18 kwietnia 2013 19:46
romana

Weber, tą drogą poszło trochę z nas i czegoś się nauczyło, więc wytrwałości życzę! Korki są dobre, jednak jak się nie ma szans na nauczyciela, pozostaje samotne zgłębianie uroków niemczyzny. Ale jak ktoś trafnie powiedział
-Ludzie dzielą się na samouków i nieuków-
w tym sensie, że zgłębianie jakiejkolwiek wiedzy zawsze wymaga jakiejś samodzielnej pracy.
Kiedy dasz sobie sprawdzić poziom języka? Czy Ty już jesteś w D?

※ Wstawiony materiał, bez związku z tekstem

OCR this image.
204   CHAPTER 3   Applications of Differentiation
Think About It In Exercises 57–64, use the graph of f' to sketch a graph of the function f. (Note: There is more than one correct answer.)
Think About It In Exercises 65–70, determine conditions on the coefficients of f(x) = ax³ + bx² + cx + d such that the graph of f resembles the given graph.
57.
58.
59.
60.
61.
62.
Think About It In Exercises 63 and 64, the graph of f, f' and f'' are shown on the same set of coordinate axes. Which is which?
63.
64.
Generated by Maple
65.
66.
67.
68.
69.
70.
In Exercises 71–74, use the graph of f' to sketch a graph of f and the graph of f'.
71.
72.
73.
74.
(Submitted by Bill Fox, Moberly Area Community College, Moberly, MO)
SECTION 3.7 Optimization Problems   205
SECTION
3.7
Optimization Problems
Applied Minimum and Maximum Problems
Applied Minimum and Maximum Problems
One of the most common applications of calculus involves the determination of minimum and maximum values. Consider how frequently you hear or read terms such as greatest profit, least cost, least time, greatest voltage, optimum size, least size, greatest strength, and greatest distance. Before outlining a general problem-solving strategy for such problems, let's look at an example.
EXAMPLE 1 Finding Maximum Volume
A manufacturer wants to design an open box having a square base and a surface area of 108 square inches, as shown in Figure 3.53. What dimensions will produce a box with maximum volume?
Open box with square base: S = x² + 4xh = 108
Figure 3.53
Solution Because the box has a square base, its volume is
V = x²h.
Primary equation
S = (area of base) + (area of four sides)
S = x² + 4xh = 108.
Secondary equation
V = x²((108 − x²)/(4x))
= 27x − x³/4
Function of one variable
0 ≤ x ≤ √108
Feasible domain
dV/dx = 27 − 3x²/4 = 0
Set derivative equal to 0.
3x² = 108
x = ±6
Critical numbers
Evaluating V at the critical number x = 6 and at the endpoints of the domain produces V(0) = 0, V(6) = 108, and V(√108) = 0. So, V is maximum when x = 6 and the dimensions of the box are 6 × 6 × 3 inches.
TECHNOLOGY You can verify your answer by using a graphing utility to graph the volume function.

Ja z niemieckim mam taki problem ze:jak jestem w domu,na urlopie,to bron Boziu zebym tego jezyka sie uczyla,tak mam go dosyc,ze jak slysze w telewizji to pilot i wylaczam:)w koncu to urlop:)jak jestem na wyjezdzie i w nowym miejscu,to intensywnie ucze sie,ale tylko przez okolo 2 tygodnie hahaha,potem jak rozumiem o co im chodzi i co mam robic,to piorka opadaja i koniec nauki:)dogaduje sie oczywiscie ale caly czas w sensie"Kali pic,Kali jesc"haha,moze z czasem zalapie poprawna wymowe ale z moim zapalem do nauki to kiepsko to widze:):):)
18 kwietnia 2013 21:32
Do romany.Jestem w polsce,bo dotychczasowa moja praca była zwjązana właśnie z polską.Lecz nadszedł czas zmian i męskich decyzji:)Języka ucze się dość kródko więc jeszcze troche i pozwole sobie poprosić o sprawdzenie:)

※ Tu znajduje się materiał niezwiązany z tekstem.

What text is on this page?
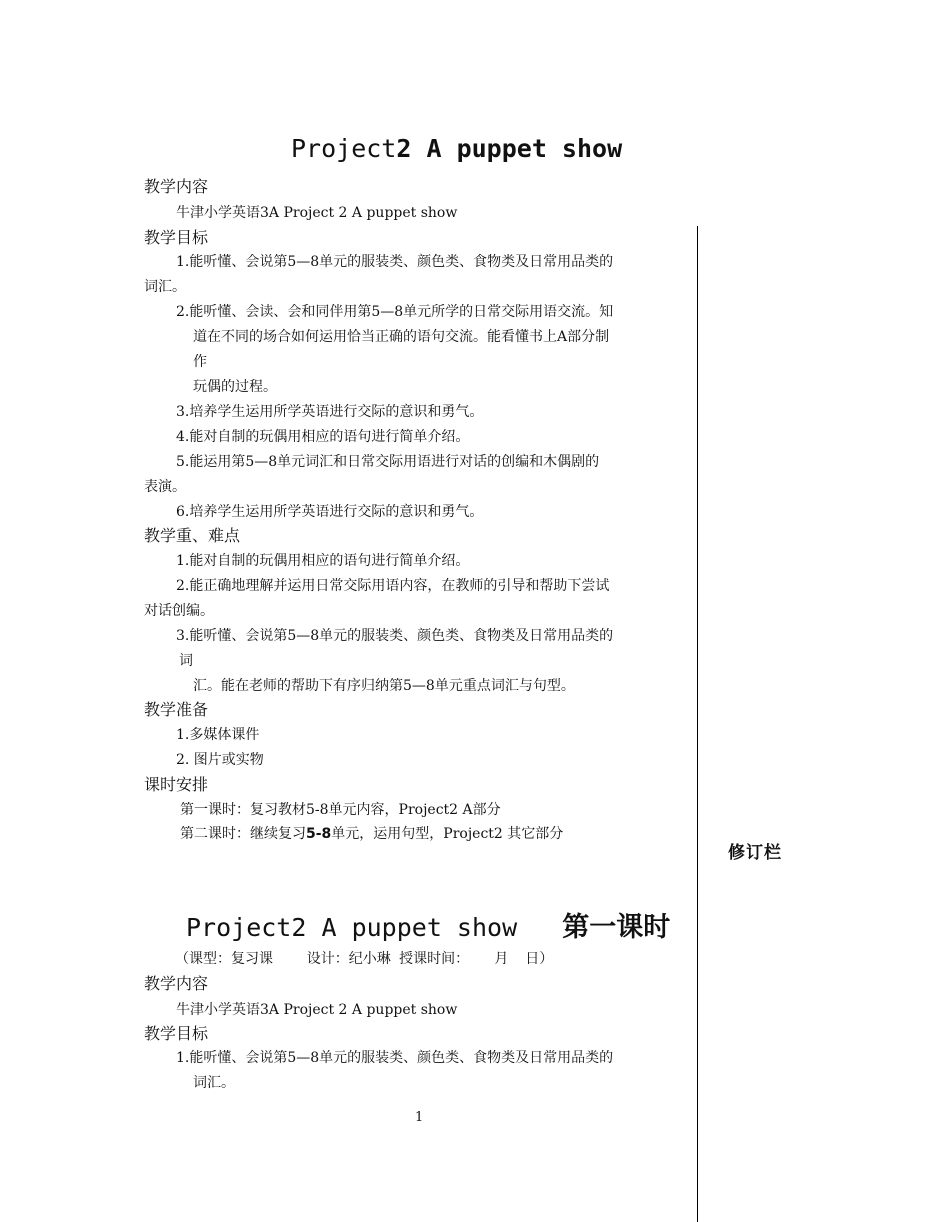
修订栏
Project2 A puppet show
教学内容
牛津小学英语3A Project 2 A puppet show
教学目标
1.能听懂、会说第5—8单元的服装类、颜色类、食物类及日常用品类的
词汇。
2.能听懂、会读、会和同伴用第5—8单元所学的日常交际用语交流。知
道在不同的场合如何运用恰当正确的语句交流。能看懂书上A部分制
作
玩偶的过程。
3.培养学生运用所学英语进行交际的意识和勇气。
4.能对自制的玩偶用相应的语句进行简单介绍。
5.能运用第5—8单元词汇和日常交际用语进行对话的创编和木偶剧的
表演。
6.培养学生运用所学英语进行交际的意识和勇气。
教学重、难点
1.能对自制的玩偶用相应的语句进行简单介绍。
2.能正确地理解并运用日常交际用语内容，在教师的引导和帮助下尝试
对话创编。
3.能听懂、会说第5—8单元的服装类、颜色类、食物类及日常用品类的
词
汇。能在老师的帮助下有序归纳第5—8单元重点词汇与句型。
教学准备
1.多媒体课件
2. 图片或实物
课时安排
第一课时：复习教材5-8单元内容，Project2 A部分
第二课时：继续复习5-8单元，运用句型，Project2 其它部分
Project2 A puppet show 第一课时
（课型：复习课    设计：纪小琳 授课时间：   月  日）
教学内容
牛津小学英语3A Project 2 A puppet show
教学目标
1.能听懂、会说第5—8单元的服装类、颜色类、食物类及日常用品类的
词汇。
1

Nawiązując do wpisu koleżanki malej oczywiście wszystkiego mamy po pewnym czasie przesyt i nie możemy się temu dziwić.Tacy zwyczajnie jesteśmy i co za dużo to nam szkodzi.Motywacja w moim przypadku ostatnio się dość mocno zmniejszyła.Po kilkunastu rozmowach z paniami i panami z agencji różnistych doszedłem do wniosku(może mylnego)że w 90 % liczy się język.Reszta to opieka i wszystko co z nią związane.Dziś miałem dosć interesującą właśnie taką rozmowe i bardzo miła pani stwierdziła że dla panów owszem są czasami zlecenia ale warunki są o niebo wyższe niż dla pań.Język jest zawsze na poziomie dobrym,a w wiekszości na bardzo dobrym.O opiece samej w sobie było mało(co mnie dość mocno zdziwiło)
Jestem tutaj dość kródko i prosze nie dziwcie sie mojemu myśleniu(może i czasami błednemu)
Pozdrawiam:)Jacek
18 kwietnia 2013 21:43
Jacku - bo rzeczywiscie ,zarówno dla firm jak i dla rodzin niemieckich liczy sie przede wszystkim poziom znajomosci języka a dopiero w drugiej kolejnosci doswiadczenie w opiece.Czy próbowałes sie ogłosic na poloniuszu,pajeczynie,arbeitlandii?Zlecen dla mężczyzn jest coraz wiecej i dla ciebie cos sie znajdzie:)życzę szybkiego opanowanie jezyka i znalezienia pracy:)
18 kwietnia 2013 21:52
No łaśnie mam takie troche rozdwojenie jaźni,bo podczas pracy w PL ważne było żeby podopieczny był zadbany,miał ugotowane,podane itp.Teraz praktycznie nikt się mnie nie pytał czy jako facet radze sobie np z gotowaniem czy prasowaniem.
18 kwietnia 2013 22:11
Bo prasowanie, Jacku to żadna filozofia a gotowanie w wielu sytuacjach może się sprowadzić do podgrzania gotowców i obrania ziemniaków. Niemcy są przyzwyczajeni do dań gotowych, dla mnie szokiem był szpinak już doprawiony, dostępny w wielu sklepach i trudność w znalezieniu surowego, by zrobić go na swój sposób. Natomiast trzeba znać niemiecki na tyle, by powiedzieć rodzinie co u podopiecznego, opisać zachowanie i zmiany, zrozumieć choć mniej więcej co do nas mówią, w razie nagłej potrzeby wezwać karetkę. Stąd ten nacisk na w miarę przyzwoity poziom języka.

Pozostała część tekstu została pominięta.